Beginning Oct. 3, Detective Capt. Edward J. Lee Jr. will live at the prestigious academy in Quantico, Va., for about ten weeks while taking advanced courses in violent crime, computer forensics and others.
And, oh yeah, Mailhot's going with him, too – or at least his case file.
“Everyone who is enrolled in the academy is asked to bring a case file to share with the other students,” says the commander of the police department's detective division. “I'll be putting together a presentation on Mailhot.”
The 247th installment of the FBI National Academy will include about 250 police officers from around the world. Snagging a spot in the academy is an honor that requires the recommendation of the area section chief of the FBI and is achieved by only about 1 percent of all municipal law enforcement personnel.
Lee said Police Chief Tom Carey, who went to the FBI Academy during his tenure at the St. Petersburg, Fla., police department, also recommended him for the school.

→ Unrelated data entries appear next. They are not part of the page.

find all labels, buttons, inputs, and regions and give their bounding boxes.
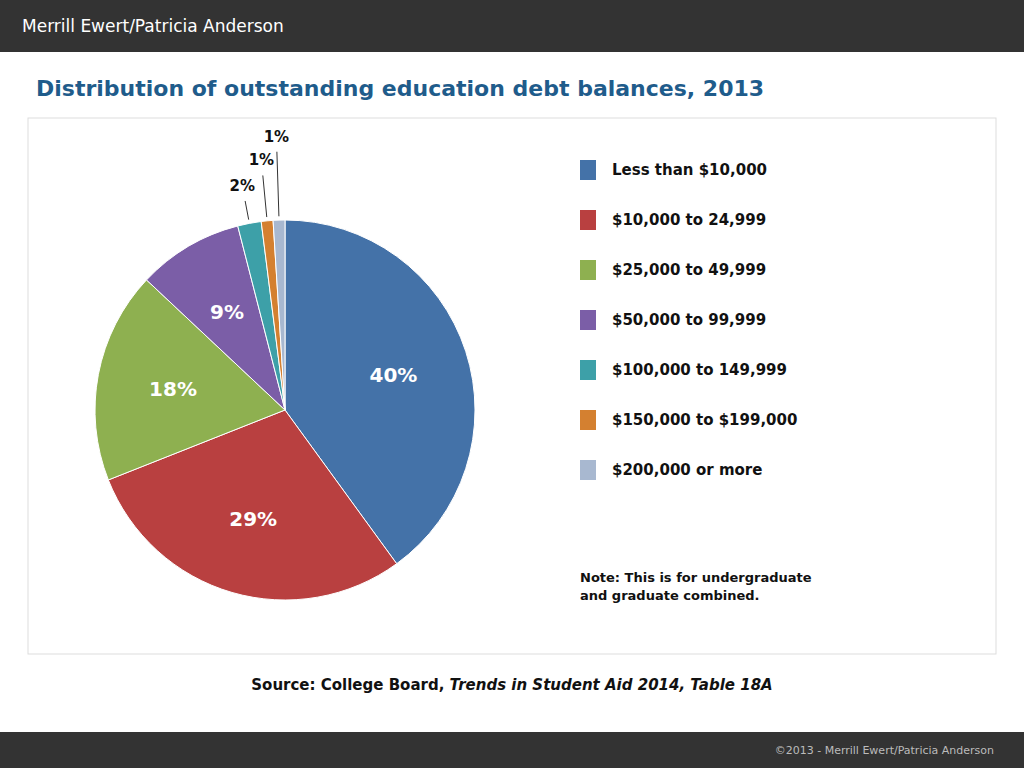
legend-swatch <box>580 310 596 330</box>
data-label: 29% <box>229 507 277 531</box>
leader-line <box>277 152 279 217</box>
data-labels: 40% 29% 18% 9% 2% 1% 1% <box>149 128 417 532</box>
legend-swatch <box>580 160 596 180</box>
header-bar <box>0 0 1024 52</box>
data-label: 1% <box>249 151 274 169</box>
footer-bar <box>0 732 1024 768</box>
note-line: Note: This is for undergraduate <box>580 570 812 585</box>
legend-entry: $10,000 to 24,999 <box>612 211 766 229</box>
data-label: 18% <box>149 377 197 401</box>
legend-swatch <box>580 360 596 380</box>
source-title: Trends in Student Aid 2014, Table 18A <box>450 676 773 694</box>
source-text: Source: College Board, <box>251 676 449 694</box>
legend-entry: $25,000 to 49,999 <box>612 261 766 279</box>
copyright: ©2013 - Merrill Ewert/Patricia Anderson <box>775 744 994 757</box>
note-line: and graduate combined. <box>580 588 760 603</box>
legend-entry: $150,000 to $199,000 <box>612 411 797 429</box>
source: Source: College Board, Trends in Student… <box>251 676 772 694</box>
legend-swatch <box>580 460 596 480</box>
title: Distribution of outstanding education de… <box>36 76 764 101</box>
legend: Less than $10,000 $10,000 to 24,999 $25,00… <box>580 160 797 480</box>
note: Note: This is for undergraduate and gradu… <box>580 570 812 603</box>
legend-entry: Less than $10,000 <box>612 161 767 179</box>
pie <box>95 220 475 600</box>
leader-line <box>263 175 267 217</box>
leader-line <box>245 201 249 220</box>
chart: Merrill Ewert/Patricia Anderson Distribut… <box>0 0 1024 768</box>
data-label: 1% <box>264 128 289 146</box>
data-label: 9% <box>210 300 244 324</box>
legend-entry: $100,000 to 149,999 <box>612 361 787 379</box>
legend-entry: $200,000 or more <box>612 461 762 479</box>
legend-swatch <box>580 260 596 280</box>
pie-slice <box>273 220 285 410</box>
legend-entry: $50,000 to 99,999 <box>612 311 766 329</box>
legend-swatch <box>580 210 596 230</box>
pie-slice <box>261 220 285 410</box>
legend-swatch <box>580 410 596 430</box>
chart-box <box>28 118 996 654</box>
data-label: 40% <box>369 363 417 387</box>
header-text: Merrill Ewert/Patricia Anderson <box>22 16 284 36</box>
data-label: 2% <box>230 177 255 195</box>
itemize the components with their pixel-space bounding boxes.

“It'll be tough being away from my family, but it's exciting,” said Lee. “It's the best training in the world for police officers in management positions and I hope to get as much out of it as possible and bring it back to the department.”
Lee, 43, is actually one of two police officers who interrogated Mailhot following the disappearance of three prostitutes in the city. The police didn't have much on Mailhot at the time except a fourth woman who told police she escaped from Mailhot while he was trying to strangle her in his Cato Hill apartment.
Under questioning by Lee and now-retired Detective Lt. Steve Nowak, Mailhot refused to budge, insisting he had nothing to do with missing prostitutes. It went on like that for hours as the detectives continued to coax, prod and cajole, sensing Mailhot was about to break.
Finally, the mild-mannered factory worker with a spotless record of past run-ins with the law fessed up to murdering and dismembering all of the missing women – the most gruesome crime spree in the city's history.
Mailhot later pled guilty and is serving a double-life sentence at the ACI, and then some. Thirty-five years old when he was captured, he'll be eligible for parole when he's about 73.
It shouldn't be much of a problem putting together a presentation on the investigation for his peers at Quantico: Lee actually co-authored a true-crime book for general publication about Mailhot after the killer went to jail. It was called “Ripper” – as in Jack the Ripper.
A 23-year-veteran of the police force, Lee lives in Bellingham, Mass., with his two boys, Wyatt and Tatum, and his wife, Cheri. Law enforcement is a tradition in his family – his father, Edward Lee Sr., is the former police chief of Blackstone, Mass., the youngest person ever to attain that position.
He is the third Woonsocket police veteran to be chosen for a spot at the academy in recent years. Previously, former Capt. Gary Chamberland and former Detective Commander William Mack were academy alumni.
Both went on to become police chiefs in other communities – Chamberland in Sterling, Mass., and Mack in Scituate.